Saturday, November 16, 2013

12 ridiculous things Obama said during his press conference Thursday



12 ridiculous things Obama said during his press conference Thursday



Have no fear, America: President Obama feels for you as cancellation notices land in the hands of millions. And unlike the health insurance you may have lost, he’s got you covered.


The president held a news conference Thursday addressing the issues surrounding the Affordable Care Act and the millions of Americans who have received cancellation notices from their insurance companies. Obama announced he would allow insurance companies to continue offering current plans that otherwise would be terminated under Obamacare for at least another year, but also offered up his fair share of analogies surrounding the law’s failed rollout.


While Obama punted on several metaphors he used prior to the law’s implementation — it would be just like buying a plane ticket on Kayak or a television on Amazon, he said several months ago — he kicked around some other imagery and had some … interesting … realizations.



Check out the 12 most ridiculous things Obama said during Thursday’s presser.

1. “And you know, I am very frustrated, but I’m also somebody who, if I fumble the ball, you know, I’m going to wait until I get the next play, and then I’m going to try to run as hard as I can and do right by the team. So, you know, ultimately I’m the head of this team. We did fumble the ball on it.”



2. “And one of the — you know, when I do some Monday morning quarterbacking on myself, one of the things that I do recognize is since I know that the federal government has not been good at this stuff in the past, two years ago as we were thinking about this…”



3. “And you know, buying health insurance is never going to be like buying a song on iTunes. You know, it’s just a much more complicated transaction.”



4. “I am not a perfect man and I will not be a perfect president, but I’ll wake up every single day working as hard as I can on behalf of Americans out there from every walk of life who are working hard…”



5. “Roger — it’s his birthday, by the way. That’s not the reason you got a question, but I thought it was important to note that. Happy birthday.”

“Thank you, Mr. President. Back to health care…”



6. “…what we’re also discovering is that insurance is complicated to buy.”



7. “There aren’t a lot of websites out there that have to help people compare their possible insurance options, verify income to find out what kind of tax credits they might get, communicate with those insurance companies so that they can purchase, make sure that all of it’s verified, right?”



8. “And it’s important that we’re honest and straightforward in terms…”

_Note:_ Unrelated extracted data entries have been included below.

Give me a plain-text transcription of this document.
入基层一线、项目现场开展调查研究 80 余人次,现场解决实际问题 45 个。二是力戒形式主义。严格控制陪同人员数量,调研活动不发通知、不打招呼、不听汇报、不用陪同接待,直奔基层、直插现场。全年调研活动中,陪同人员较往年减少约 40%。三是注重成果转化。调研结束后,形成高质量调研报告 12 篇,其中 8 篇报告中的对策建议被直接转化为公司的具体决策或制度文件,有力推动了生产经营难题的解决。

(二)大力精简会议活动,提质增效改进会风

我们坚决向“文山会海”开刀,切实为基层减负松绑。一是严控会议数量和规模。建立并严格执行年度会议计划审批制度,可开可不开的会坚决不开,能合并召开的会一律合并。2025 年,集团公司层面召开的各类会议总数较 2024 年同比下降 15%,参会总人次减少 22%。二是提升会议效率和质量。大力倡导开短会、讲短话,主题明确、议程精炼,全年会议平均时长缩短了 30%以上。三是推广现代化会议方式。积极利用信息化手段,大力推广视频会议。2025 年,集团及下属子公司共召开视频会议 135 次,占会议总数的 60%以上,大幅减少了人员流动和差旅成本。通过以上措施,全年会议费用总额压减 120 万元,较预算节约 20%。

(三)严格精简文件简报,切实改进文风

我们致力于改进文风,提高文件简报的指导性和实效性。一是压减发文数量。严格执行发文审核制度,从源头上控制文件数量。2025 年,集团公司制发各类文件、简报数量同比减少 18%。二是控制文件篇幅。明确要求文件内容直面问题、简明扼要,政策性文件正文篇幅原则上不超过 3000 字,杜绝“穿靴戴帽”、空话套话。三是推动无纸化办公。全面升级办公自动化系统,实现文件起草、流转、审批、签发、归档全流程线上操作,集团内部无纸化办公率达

9. “That’s what’s called a grandfather clause that was included in the law. Today we’re going to extend that principle both to people whose plans have changed since the law took effect and to people who bought plans since the law took effect.”



10. “So again, you know, these are two fumbles on something that — on a big game which — but the game’s not over.”



11. “My first and foremost obligation is to the American people, to make sure that they can get what’s there if we can just get the darn website working and smooth this thing out…”



12. “You know, I’m accused of a lot of things, but I don’t think I’m stupid enough to go around saying, this is going to be like shopping on Amazon or Travelocity, a week before the website opens, if I thought that it wasn’t going to work.”